Steigende Betriebskosten sind ebenfalls ein Thema. Was kann die Stadt tun?

Im Bundesländervergleich liegt Wien bei Abgaben und Gebühren im Mittelfeld. Oft wird so getan, als wären wir besonders teuer, aber das stimmt nicht. Aus meiner Sicht sollte der Bund prüfen, ob der Betriebskostenkatalog im Mietrecht noch zeitgemäß ist. Dort könnten Änderungen Entlastungen für Mieterinnen und Mieter bringen.

Der Gemeindebau ist ein wesentlicher Baustein für den Wahlerfolg der SPÖ. Aber die FPÖ wird dort stärker, viele Leute wenden sich ganz von der Politik ab. Wie wird die SPÖ im Gemeindebau wieder attraktiver?

Ich habe mir vorgenommen, dass ich als Stadträtin möglichst viele Gemeindebauten persönlich besuchen und vor Ort mit den Menschen ins Gespräch kommen möchte. Ich möchte mir die Sorgen anhören und meinen Beitrag zur Lösung leisten.

Was qualifiziert Sie als Frauenstadträtin?

Ich bin eine Frau und kenne die Herausforderungen aus eigener Erfahrung. Ich habe häufig Frauen beraten, etwa zu Fragen der Altersarmut oder Wohnsicherung. Auch das Thema Gewalt gegen Frauen ist leider sehr präsent. Deshalb ist Gewaltschutz ein zentraler Punkt meiner Agenda.

Angesichts der innerparteilichen Streitereien in Margareten wird manchmal hinterfragt, ob Sie Feministin sind.

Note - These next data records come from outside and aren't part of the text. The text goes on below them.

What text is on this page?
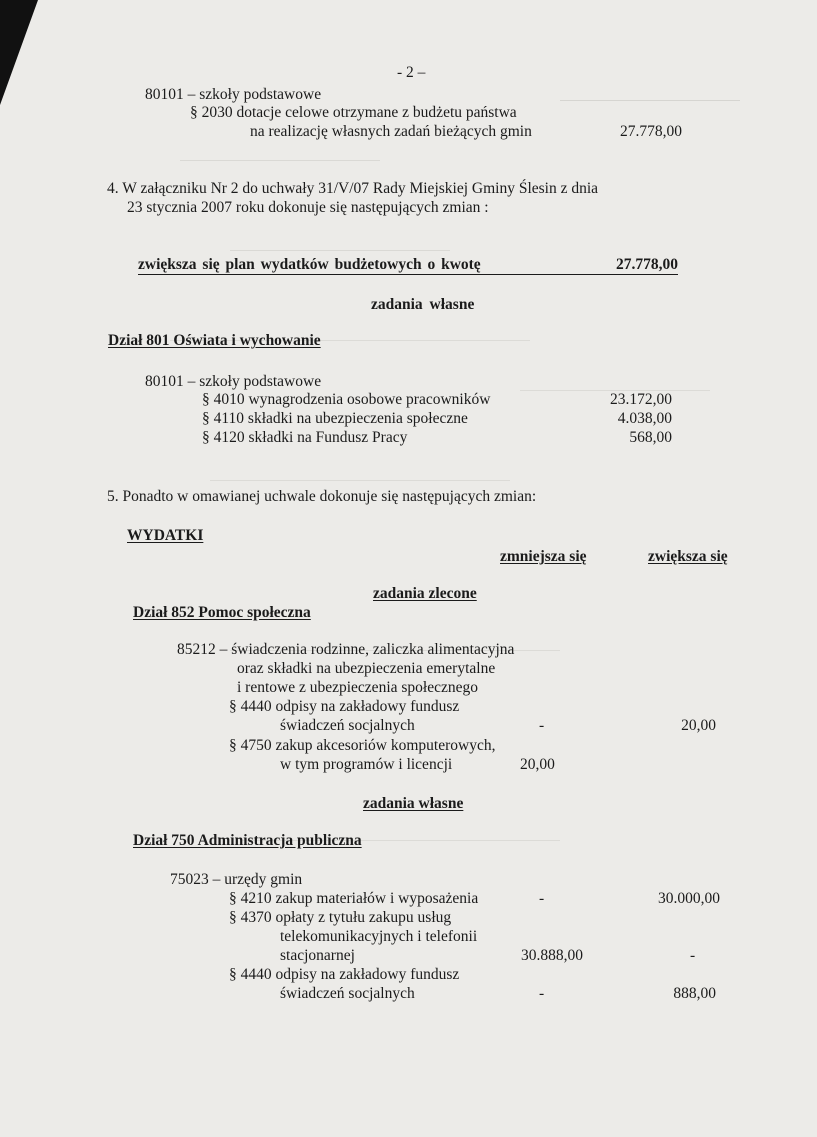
- 2 –
80101 – szkoły podstawowe
§ 2030 dotacje celowe otrzymane z budżetu państwa
na realizację własnych zadań bieżących gmin	27.778,00
4. W załączniku Nr 2 do uchwały 31/V/07 Rady Miejskiej Gminy Ślesin z dnia
23 stycznia 2007 roku dokonuje się następujących zmian :
zwiększa się plan wydatków budżetowych o kwotę	27.778,00
zadania własne
Dział 801 Oświata i wychowanie
80101 – szkoły podstawowe
§ 4010 wynagrodzenia osobowe pracowników	23.172,00
§ 4110 składki na ubezpieczenia społeczne	4.038,00
§ 4120 składki na Fundusz Pracy	568,00
5. Ponadto w omawianej uchwale dokonuje się następujących zmian:
WYDATKI
zmniejsza się	zwiększa się
zadania zlecone
Dział 852 Pomoc społeczna
85212 – świadczenia rodzinne, zaliczka alimentacyjna
oraz składki na ubezpieczenia emerytalne
i rentowe z ubezpieczenia społecznego
§ 4440 odpisy na zakładowy fundusz
świadczeń socjalnych	-	20,00
§ 4750 zakup akcesoriów komputerowych,
w tym programów i licencji	20,00
zadania własne
Dział 750 Administracja publiczna
75023 – urzędy gmin
§ 4210 zakup materiałów i wyposażenia	-	30.000,00
§ 4370 opłaty z tytułu zakupu usług
telekomunikacyjnych i telefonii
stacjonarnej	30.888,00	-
§ 4440 odpisy na zakładowy fundusz
świadczeń socjalnych	-	888,00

Früher hatten wir eine Frau als Spitzenkandidatin für die Bezirksvorstehung und einen Mann für den Gemeinderat, jetzt ist es umgekehrt. Am Geschlechterverhältnis hat sich also nichts geändert. Es war ein demokratischer Prozess, der hier eingeleitet worden ist, und dazu stehe ich auch. Das ändert nichts daran, dass ich immer schon Feministin war und auch immer bleiben werde.

Was möchten Sie unbedingt umsetzen?

Meine Vorgängerin hat in der Frauenpolitik viel erreicht, etwa mit dem Ausbau des Gewaltschutznetzes. Dieses Netz müssen wir weiter stärken und auf neue Entwicklungen reagieren, etwa auf digitale Gewalt.

Wie kann man Männer stärker in diese Themen einbinden?

Es geht auch darum, dass Männer ihre Stimme erheben, wenn sie im Alltag Grenzen überschritten sehen – etwa bei abwertender Sprache oder Witzen. Viele Männer sehen das ähnlich, aber wir brauchen mehr, die den Mut haben, das auch offen anzusprechen.